Google parent Alphabet Inc. rallied Monday to breach $2 trillion in market value for the first time, fueled by a rebound in spending on digital ads and growth in its cloud business.

Its Class A shares gained as much as 1.2% to a record high, with the stock extending a recent rally to a fifth session. Alphabet is the top performer among the five biggest U.S. tech stocks this year with a more than 70% advance fueled largely by the growth in Google’s advertising business.

The share-price advance puts the company in an exclusive club alongside Apple Inc. and Microsoft Corp., the latter of which also reached the $2 trillion milestone this year. The Google parent hit $1 trillion in value for the first time in January 2020.

“It’s just a number, but I think it demonstrates that these are leading companies,” Kim Forrest, founder and chief investment officer at Bokeh Capital Partners, said in an interview. “It really is that simple -- that the market rewards their growth, and their prospects for growth, with big valuations.”
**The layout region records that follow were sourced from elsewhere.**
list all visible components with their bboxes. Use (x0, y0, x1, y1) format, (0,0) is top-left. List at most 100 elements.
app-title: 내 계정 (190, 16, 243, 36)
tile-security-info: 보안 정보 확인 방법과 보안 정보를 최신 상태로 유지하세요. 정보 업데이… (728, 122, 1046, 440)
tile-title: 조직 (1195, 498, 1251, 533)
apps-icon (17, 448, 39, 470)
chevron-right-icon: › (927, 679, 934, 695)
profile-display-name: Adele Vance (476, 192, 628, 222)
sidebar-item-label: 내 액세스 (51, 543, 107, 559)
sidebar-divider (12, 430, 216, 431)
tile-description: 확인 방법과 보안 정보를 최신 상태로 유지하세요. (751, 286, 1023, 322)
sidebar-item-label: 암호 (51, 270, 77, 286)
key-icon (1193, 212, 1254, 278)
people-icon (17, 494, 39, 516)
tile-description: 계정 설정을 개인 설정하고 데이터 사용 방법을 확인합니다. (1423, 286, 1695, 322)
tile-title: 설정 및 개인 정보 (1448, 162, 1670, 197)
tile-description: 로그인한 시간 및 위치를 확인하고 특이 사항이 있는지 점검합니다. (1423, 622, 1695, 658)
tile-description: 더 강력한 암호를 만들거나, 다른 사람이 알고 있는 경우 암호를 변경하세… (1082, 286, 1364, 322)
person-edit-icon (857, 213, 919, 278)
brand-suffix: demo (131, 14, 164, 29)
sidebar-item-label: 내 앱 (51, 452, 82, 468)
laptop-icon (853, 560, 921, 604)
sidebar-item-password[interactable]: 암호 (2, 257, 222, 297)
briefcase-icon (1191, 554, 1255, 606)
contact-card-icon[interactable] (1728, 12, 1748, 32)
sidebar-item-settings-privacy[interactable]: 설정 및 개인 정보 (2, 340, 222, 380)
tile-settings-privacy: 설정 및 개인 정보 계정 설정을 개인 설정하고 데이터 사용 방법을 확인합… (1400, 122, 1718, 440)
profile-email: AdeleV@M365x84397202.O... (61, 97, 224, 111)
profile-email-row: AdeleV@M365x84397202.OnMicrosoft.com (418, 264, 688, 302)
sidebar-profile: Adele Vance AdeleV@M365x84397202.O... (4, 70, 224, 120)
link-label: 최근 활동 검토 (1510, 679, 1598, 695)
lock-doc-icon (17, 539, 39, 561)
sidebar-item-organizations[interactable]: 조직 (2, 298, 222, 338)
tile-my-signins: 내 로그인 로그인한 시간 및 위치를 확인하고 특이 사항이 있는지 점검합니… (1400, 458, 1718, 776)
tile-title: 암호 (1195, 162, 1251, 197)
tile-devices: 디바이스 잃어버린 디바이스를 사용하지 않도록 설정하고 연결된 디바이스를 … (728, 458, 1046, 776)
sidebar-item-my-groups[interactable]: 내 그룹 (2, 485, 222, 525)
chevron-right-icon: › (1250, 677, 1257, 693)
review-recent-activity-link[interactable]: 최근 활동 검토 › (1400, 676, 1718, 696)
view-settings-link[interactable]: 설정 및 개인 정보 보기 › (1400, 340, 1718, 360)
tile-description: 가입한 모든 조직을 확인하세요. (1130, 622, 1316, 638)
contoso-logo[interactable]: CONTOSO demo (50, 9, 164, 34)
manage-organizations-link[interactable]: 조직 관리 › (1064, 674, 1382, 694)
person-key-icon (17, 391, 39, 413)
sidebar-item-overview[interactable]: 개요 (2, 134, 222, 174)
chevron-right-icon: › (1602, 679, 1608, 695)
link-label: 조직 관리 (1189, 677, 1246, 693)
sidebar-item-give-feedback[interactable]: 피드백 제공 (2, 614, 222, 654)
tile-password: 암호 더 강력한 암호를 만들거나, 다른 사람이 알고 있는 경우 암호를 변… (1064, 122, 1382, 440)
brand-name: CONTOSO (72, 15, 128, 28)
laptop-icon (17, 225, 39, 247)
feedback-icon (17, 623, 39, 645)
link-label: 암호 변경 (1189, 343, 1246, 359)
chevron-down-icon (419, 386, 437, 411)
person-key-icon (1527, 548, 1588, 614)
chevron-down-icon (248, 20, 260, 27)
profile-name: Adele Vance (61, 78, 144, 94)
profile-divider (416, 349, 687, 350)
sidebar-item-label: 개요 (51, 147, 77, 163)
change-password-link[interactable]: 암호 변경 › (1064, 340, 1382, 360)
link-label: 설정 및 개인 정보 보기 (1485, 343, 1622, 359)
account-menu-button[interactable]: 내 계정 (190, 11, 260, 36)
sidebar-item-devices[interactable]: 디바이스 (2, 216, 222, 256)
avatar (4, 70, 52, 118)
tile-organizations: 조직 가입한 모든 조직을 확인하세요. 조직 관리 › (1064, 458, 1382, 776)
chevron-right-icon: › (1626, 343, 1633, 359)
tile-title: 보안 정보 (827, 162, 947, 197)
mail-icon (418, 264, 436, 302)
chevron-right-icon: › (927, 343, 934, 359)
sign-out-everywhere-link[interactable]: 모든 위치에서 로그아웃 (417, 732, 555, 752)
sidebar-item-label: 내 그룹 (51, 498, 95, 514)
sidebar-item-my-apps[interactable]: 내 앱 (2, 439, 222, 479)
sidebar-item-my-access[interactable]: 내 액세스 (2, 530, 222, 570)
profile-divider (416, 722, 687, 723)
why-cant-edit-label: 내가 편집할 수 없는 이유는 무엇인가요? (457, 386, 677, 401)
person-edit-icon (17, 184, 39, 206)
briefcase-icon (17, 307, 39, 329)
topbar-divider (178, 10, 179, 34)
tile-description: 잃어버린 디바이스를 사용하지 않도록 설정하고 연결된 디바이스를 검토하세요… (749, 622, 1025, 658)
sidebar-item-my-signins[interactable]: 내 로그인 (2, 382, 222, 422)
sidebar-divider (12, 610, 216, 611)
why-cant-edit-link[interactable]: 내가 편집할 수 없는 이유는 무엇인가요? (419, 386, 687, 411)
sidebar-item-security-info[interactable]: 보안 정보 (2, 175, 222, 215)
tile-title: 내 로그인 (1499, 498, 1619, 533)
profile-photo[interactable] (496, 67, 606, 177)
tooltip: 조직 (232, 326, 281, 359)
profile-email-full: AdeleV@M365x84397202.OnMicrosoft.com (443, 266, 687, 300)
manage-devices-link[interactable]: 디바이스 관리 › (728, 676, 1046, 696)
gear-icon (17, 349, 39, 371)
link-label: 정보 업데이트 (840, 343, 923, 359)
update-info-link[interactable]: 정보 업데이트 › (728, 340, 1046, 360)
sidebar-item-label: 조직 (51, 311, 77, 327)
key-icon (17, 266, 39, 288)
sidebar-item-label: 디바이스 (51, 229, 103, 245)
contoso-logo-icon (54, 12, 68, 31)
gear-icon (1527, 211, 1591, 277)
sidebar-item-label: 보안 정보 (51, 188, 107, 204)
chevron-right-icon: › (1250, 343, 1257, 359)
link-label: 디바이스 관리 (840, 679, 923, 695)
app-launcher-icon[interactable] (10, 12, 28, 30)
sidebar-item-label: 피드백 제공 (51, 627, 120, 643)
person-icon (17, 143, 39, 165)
Alphabet is the best-performing stock this year among the five biggest U.S. technology companies by sales, and bulls see the stock rising further because of its cheaper valuation and higher growth rate than most of its megacap peers.

Alphabet trades around 24 times forward earnings, making it cheaper than Amazon.com Inc. and Microsoft, but more expensive than Facebook parent Meta Platforms Inc. RBC Capital Markets analyst Brad Erickson said arguments can be made around whether the stock’s multiple is already baking in enough optimism, though he remains positive on Alphabet and said it is “crowded for a reason.”

Alphabet is a near-unanimous favorite on Wall Street. Of the 49 analysts tracked by Bloomberg who cover the stock, all but one recommend buying Alphabet shares. The average 12-month price target for the stock is $3,321, which suggests a 11% return from its current share price.

“Given the especially attractive Covid rebound exposure, ever-rising YouTube engagement and monetization, and GCP’s march toward profitability, we see solid reasons to own the name,” Erickson wrote in an Oct. 26 note, referring to the Google Cloud Platform.

Alphabet reported third-quarter sales on Oct. 26 that beat analysts’ estimates, reflecting robust advertiser spending. Alphabet’s results were “some of the most impressive” seen in recent years in the face of meaningful headwinds, Evercore ISI analyst Mark Mahaney wrote in a note.

Google was founded in Stanford University dorms in 1998, three years after co-founders Larry Page and Sergey Brin met. Page and Brin hired experienced executive Eric Schmidt to transform their hot startup into a more mature business in 2001. The company went public on the Nasdaq exchange on Aug. 19, 2004, with shares priced at $85, for a market valuation of $23 billion.